Bernie Gunther said:
How many would be very happy to know that some mechanism, that didn't sacrifice our ability to defend against genuine threats, was in place to stop any stupid shit like that ever happening again?

who gets to decide what is a genuine threat - and what happens when this EU state makes an enormous fcuk-up of Iraq scale? do we go for some global authority, and when that fcuks-up we have some inter-stellar arrangement?

you are trying so hard to find a system that can't make a 'wrong' decision that you've missed the fact that a system so paralysed by inertia not only can't make a wrong decision, it can't make any decision.

any Rwandan intervention was sabotaged at both UN and EU level by the French, Kosovo very nearly by the Greeks, many think that the German political requirement to politically support Croation/Slovene independence helped cause Bosnia.

which of these paragons of virtue (by dint both of utterly selfish action and utterly selfish inaction)should get the veto?
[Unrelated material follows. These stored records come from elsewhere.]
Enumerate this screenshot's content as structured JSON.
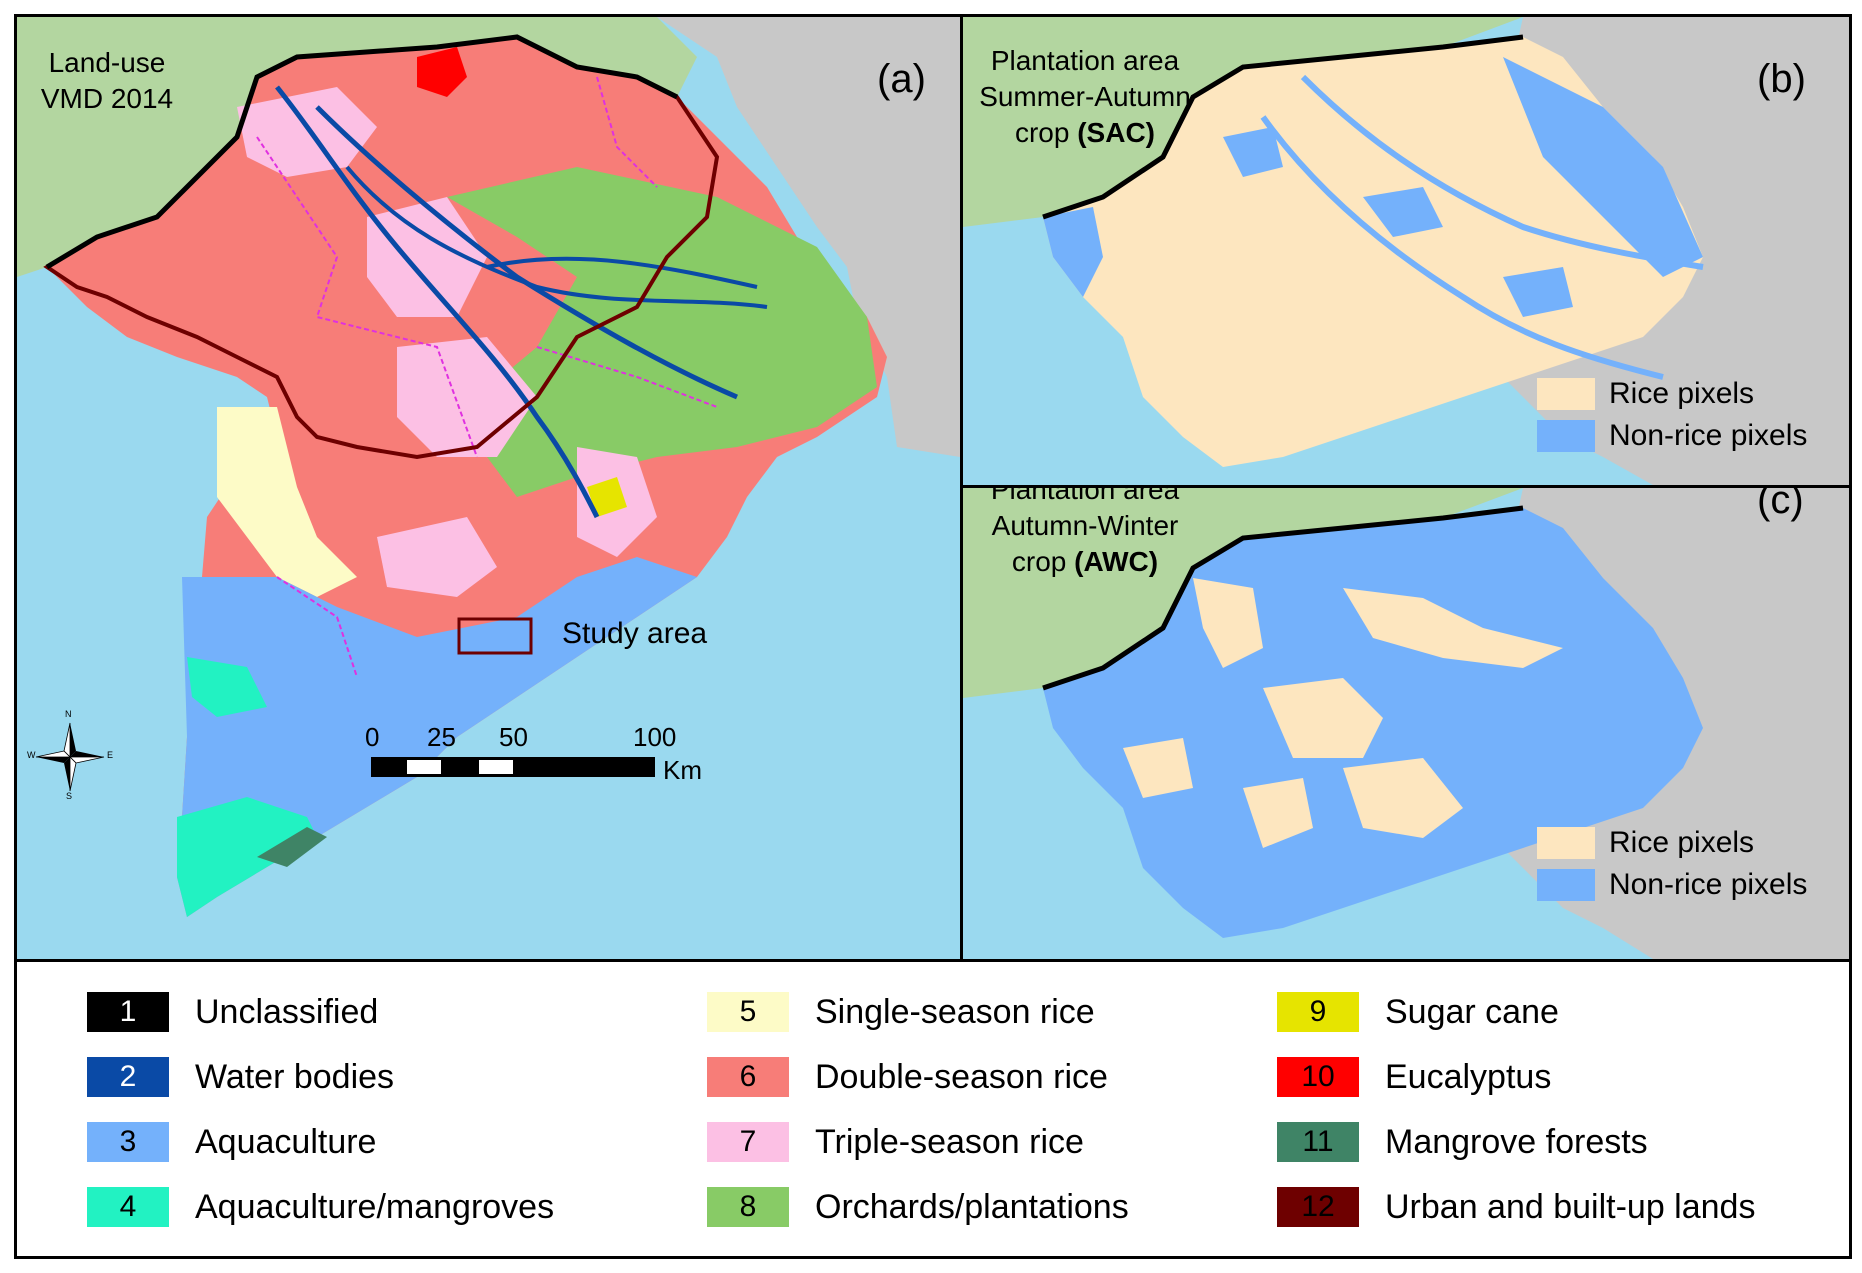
{
  "panel_a": {
    "title_line1": "Land-use",
    "title_line2": "VMD 2014",
    "label": "(a)",
    "study_area_label": "Study area",
    "scale": {
      "ticks": [
        "0",
        "25",
        "50",
        "100"
      ],
      "unit": "Km"
    },
    "compass": {
      "n": "N",
      "s": "S",
      "e": "E",
      "w": "W"
    }
  },
  "panel_b": {
    "title_line1": "Plantation area",
    "title_line2": "Summer-Autumn",
    "title_line3_prefix": "crop ",
    "title_line3_bold": "(SAC)",
    "label": "(b)",
    "legend": [
      {
        "label": "Rice pixels",
        "color": "#fde6bf"
      },
      {
        "label": "Non-rice pixels",
        "color": "#74b1fb"
      }
    ]
  },
  "panel_c": {
    "title_line1": "Plantation area",
    "title_line2": "Autumn-Winter",
    "title_line3_prefix": "crop ",
    "title_line3_bold": "(AWC)",
    "label": "(c)",
    "legend": [
      {
        "label": "Rice pixels",
        "color": "#fde6bf"
      },
      {
        "label": "Non-rice pixels",
        "color": "#74b1fb"
      }
    ]
  },
  "legend": [
    {
      "num": "1",
      "label": "Unclassified",
      "color": "#000000",
      "numcolor": "#ffffff"
    },
    {
      "num": "2",
      "label": "Water bodies",
      "color": "#0a4aa6",
      "numcolor": "#ffffff"
    },
    {
      "num": "3",
      "label": "Aquaculture",
      "color": "#74b1fb",
      "numcolor": "#000000"
    },
    {
      "num": "4",
      "label": "Aquaculture/mangroves",
      "color": "#22f2c2",
      "numcolor": "#000000"
    },
    {
      "num": "5",
      "label": "Single-season rice",
      "color": "#fdfbc7",
      "numcolor": "#000000"
    },
    {
      "num": "6",
      "label": "Double-season rice",
      "color": "#f77d78",
      "numcolor": "#000000"
    },
    {
      "num": "7",
      "label": "Triple-season rice",
      "color": "#fcc0e4",
      "numcolor": "#000000"
    },
    {
      "num": "8",
      "label": "Orchards/plantations",
      "color": "#88cb66",
      "numcolor": "#000000"
    },
    {
      "num": "9",
      "label": "Sugar cane",
      "color": "#e6e400",
      "numcolor": "#000000"
    },
    {
      "num": "10",
      "label": "Eucalyptus",
      "color": "#ff0000",
      "numcolor": "#000000"
    },
    {
      "num": "11",
      "label": "Mangrove forests",
      "color": "#3f8466",
      "numcolor": "#000000"
    },
    {
      "num": "12",
      "label": "Urban and built-up lands",
      "color": "#6e0000",
      "numcolor": "#000000"
    }
  ],
  "colors": {
    "sea": "#9ad9ef",
    "land_outside": "#b3d6a0",
    "grey_land": "#c8c8c8",
    "study_area": "#6e0000",
    "province_lines": "#e030e0"
  }
}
as for our friend who thinks former colonial power have no place in Africa, well the citizens (about 80% of them) of Sierra Leone wouldn't agree with you.

perhaps if African states actually did do something about the problems in their own back yard then such things wouldn't have to be considered, but somehow i missed the vast African armies sat on the borders of Rwanda, DR Congo, Zimbabwe and Liberia just waiting for UN approval to sort out problems in their own, far more culturally sensitive way. perhaps you'd prefer that Europe collectively gave its defence budget to the African Union so that they could fulfill the taks that we are far too white to attempt, though of course if you'd ever actually seen an African army in the field - with a few honorable exceptions - you wouldn't give them responsibility for a bag of crisps let alone peacekeeping/peace enforcement/nation building.
 
simple a military force to be effective needs the ablitly to kill people and break things 24 7.
when you decide the commanders on the ground can't be trusted
or you want to micro manage
thats when the point of putting forces on the ground fails
 
kebabking said:
perhaps if African states actually did do something about the problems in their own back yard then such things wouldn't have to be considered, but somehow i missed the vast African armies sat on the borders of Rwanda, DR Congo, Zimbabwe and Liberia just waiting for UN approval to sort out problems in their own, far more culturally sensitive way. perhaps you'd prefer that Europe collectively gave its defence budget to the African Union so that they could fulfill the taks that we are far too white to attempt, though of course if you'd ever actually seen an African army in the field - with a few honorable exceptions - you wouldn't give them responsibility for a bag of crisps let alone peacekeeping/peace enforcement/nation building.
Hmmm, the UK has such a good record of nation building abroad, doesn't it?
A little humility is required here, I think.
 
littlebabyjesus said:
The Belgians and Dutch are doing it now. Govts can agree on the laws a Euro parliament should uphold. Why can't they agree on when to intervene militarily abroad? I genuinely don't see why it can't be done now.
Well, I don't think they could agree - I think you'd end up with an army sitting around doing nothing pretty much all the time. Granted, this is not necessarily a bad thing ...

However, I see the current European framework as much less accountable than national governments and don't think that a body in such a poor state should be given an army.